Papa, Patrik, Dalay Lama vs. kendi halklarına, bağlılarına bir gelecek, bir öte dünya vaad ediyor. Ölümün ötesinden söz ediyor ve insanları hayatın tek gerçeği olan ölüm karşısında yumuşatıyorlar. Hitap ettikleri toplumlardaki aydınlar, bunların bu öğretilerine (bazıları) karşı çıksalar bile, halkları ile alay etmiyorlar, onları küçük görmüyorlar, onurlarını kırıcı söz ve davranışlardan uzak duruyorlar.
Aydın tanrı değildir; fakat bir yerde aydın tanrılığa kalkışmışsa, işte orda hayatın kalbinin bütün damarları tıkanmıştır.
"O yok, bu yok, şu yasak, bu ayıp"sa ve de çizilen yol "sonsuzluk yolu" değilse, bir insan da öldükten sonra dirilmeye ve mutlak mânâda Allah'a ve O'nun gönderdiklerine inanıyorsa ve ona dayatılan hayatta bunlar yoksa!.. Söyler misiniz, Allah aşkına, bu insan nasıl mutlu olacak, hayata nasıl tutunacaktır? Yoksa "hayatı dizayn edenler" kendi egemenliklerini kurduktan sonra, "gerisinin canı cehenneme!" mi demek isterler?
Bana sunulan hayat, beni kabir kapısına kadar getirip orda bırakıyorsa, "Ben bu hayata hayat mı derim?" Nerde benim öte dünyam, cennet-cehennem algım, inancım? Nerde benim Rabbimle misakını yaptığım hayatımın öte uzantısı ve hakikat olanı?.. Ben kalpsiz yaşayamam ki. Ben, bir mü'min olarak Rabbimi kalbimde taşıyorum. Ben camiye girerken bu kalple gireceğim, evime girerken bu kalple gireceğim, ama hayatın diğer boyutlarına açılırken bu kalbimi vestiyere asacağım! Pek bilmem, ama psikolojide buna "kişilik bölünmesi"mi diyorlar? Kalbim, şapka mıdır ki, bir yere girerken onu vestiyere asıp gireyim? Yoksa toplumu "dizayn" etmek isteyenler, kendi halklarının psikolojik rahatsızlıklarından "ince bir zevk" mi alıyorlar? Bu "ince zevk"in psikiyatride bir anlamı var mıdır? Bugüne kadar yapılanlar bu gibi davranışlar olduğu için, birey kendi içindeki çatışmayla birlikte toplumsal çatışma da kaçınılmaz olmuştu; çünkü insan ölür, zorla inancından dönmez.

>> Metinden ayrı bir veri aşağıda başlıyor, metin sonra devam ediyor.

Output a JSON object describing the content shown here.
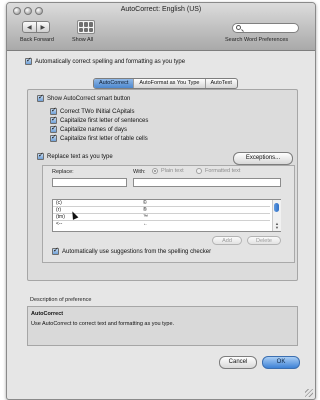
{
  "window": {
    "title": "AutoCorrect: English (US)"
  },
  "toolbar": {
    "nav_label": "Back  Forward",
    "back_icon": "◀",
    "forward_icon": "▶",
    "show_all_label": "Show All",
    "search_placeholder": "",
    "search_label": "Search Word Preferences"
  },
  "auto_correct_spelling": {
    "label": "Automatically correct spelling and formatting as you type",
    "checked": true
  },
  "tabs": [
    {
      "label": "AutoCorrect",
      "selected": true
    },
    {
      "label": "AutoFormat as You Type",
      "selected": false
    },
    {
      "label": "AutoText",
      "selected": false
    }
  ],
  "autocorrect": {
    "show_smart_button": {
      "label": "Show AutoCorrect smart button",
      "checked": true
    },
    "options": [
      {
        "label": "Correct TWo INitial CApitals",
        "checked": true
      },
      {
        "label": "Capitalize first letter of sentences",
        "checked": true
      },
      {
        "label": "Capitalize names of days",
        "checked": true
      },
      {
        "label": "Capitalize first letter of table cells",
        "checked": true
      }
    ],
    "replace_text": {
      "label": "Replace text as you type",
      "checked": true
    },
    "exceptions_button": "Exceptions...",
    "replace_label": "Replace:",
    "with_label": "With:",
    "replace_value": "",
    "with_value": "",
    "plain_text_label": "Plain text",
    "formatted_text_label": "Formatted text",
    "entries": [
      {
        "replace": "(c)",
        "with": "©"
      },
      {
        "replace": "(r)",
        "with": "®"
      },
      {
        "replace": "(tm)",
        "with": "™"
      },
      {
        "replace": "<--",
        "with": "←"
      }
    ],
    "add_button": "Add",
    "delete_button": "Delete",
    "use_suggestions": {
      "label": "Automatically use suggestions from the spelling checker",
      "checked": true
    }
  },
  "description": {
    "header": "Description of preference",
    "title": "AutoCorrect",
    "text": "Use AutoCorrect to correct text and formatting as you type."
  },
  "footer": {
    "cancel_label": "Cancel",
    "ok_label": "OK"
  }
}
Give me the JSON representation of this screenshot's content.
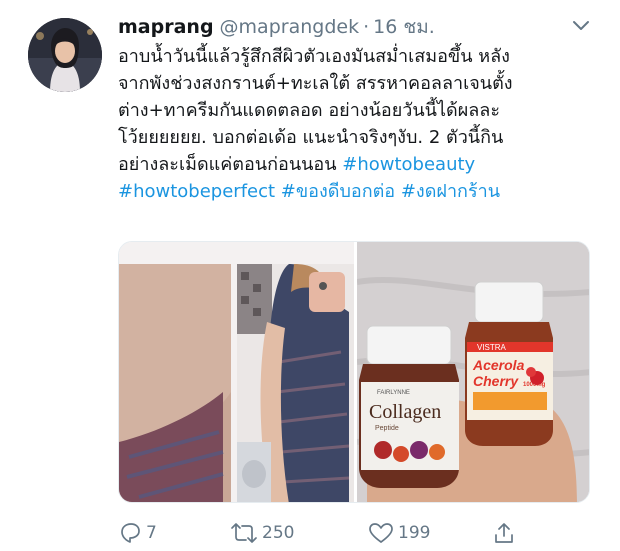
{
  "tweet": {
    "display_name": "maprang",
    "handle": "@maprangdek",
    "separator": "·",
    "time": "16 ชม.",
    "lines": [
      "อาบน้ำวันนี้แล้วรู้สึกสีผิวตัวเองมันสม่ำเสมอขึ้น หลัง",
      "จากพังช่วงสงกรานต์+ทะเลใต้  สรรหาคอลลาเจนตั้ง",
      "ต่าง+ทาครีมกันแดดตลอด อย่างน้อยวันนี้ได้ผลละ",
      "โว้ยยยยยย. บอกต่อเด้อ แนะนำจริงๆงับ. 2 ตัวนี้กิน"
    ],
    "line5_text": "อย่างละเม็ดแค่ตอนก่อนนอน ",
    "line5_hashtag": "#howtobeauty",
    "hashtags_line6": [
      "#howtobeperfect",
      "#ของดีบอกต่อ",
      "#งดฝากร้าน"
    ]
  },
  "media": {
    "left_photo": {
      "subject": "before-after skin comparison photo"
    },
    "right_photo": {
      "bottle_left": {
        "brand": "FAIRLYNNE",
        "product": "Collagen",
        "sub": "Peptide"
      },
      "bottle_right": {
        "brand": "VISTRA",
        "product": "Acerola",
        "product2": "Cherry",
        "dose": "1000mg"
      }
    }
  },
  "actions": {
    "reply_count": "7",
    "retweet_count": "250",
    "like_count": "199",
    "icons": [
      "reply-icon",
      "retweet-icon",
      "heart-icon",
      "share-icon"
    ]
  },
  "colors": {
    "text": "#14171a",
    "secondary": "#657786",
    "hashtag": "#1b95e0",
    "border": "#e6ecf0"
  }
}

Türk aydınında bir ölüm yorgunluğu vardır, kanaatindeyim. O, hayatın tek gerçeği olan ölümü kabullenmekte zorlanıyor. Ölüme direkt meydan okuyamadığı için, ölüm sonrası hayata inananlardan adeta, ölüme karşı duyduğu "nefret"in intikamını alır gibidir. Bu nedenle ruhunun sesini daima boğmuştur. Çekirdeği toprağa düşürmeyip, onu altın kapta saklayana ne demeli? Topraktır çekirdeği ağaca dönüştüren. Ruh çekirdeğini, beden toprağına düşüremeyen insan, "tûba" ağacını nasıl yeşertsin!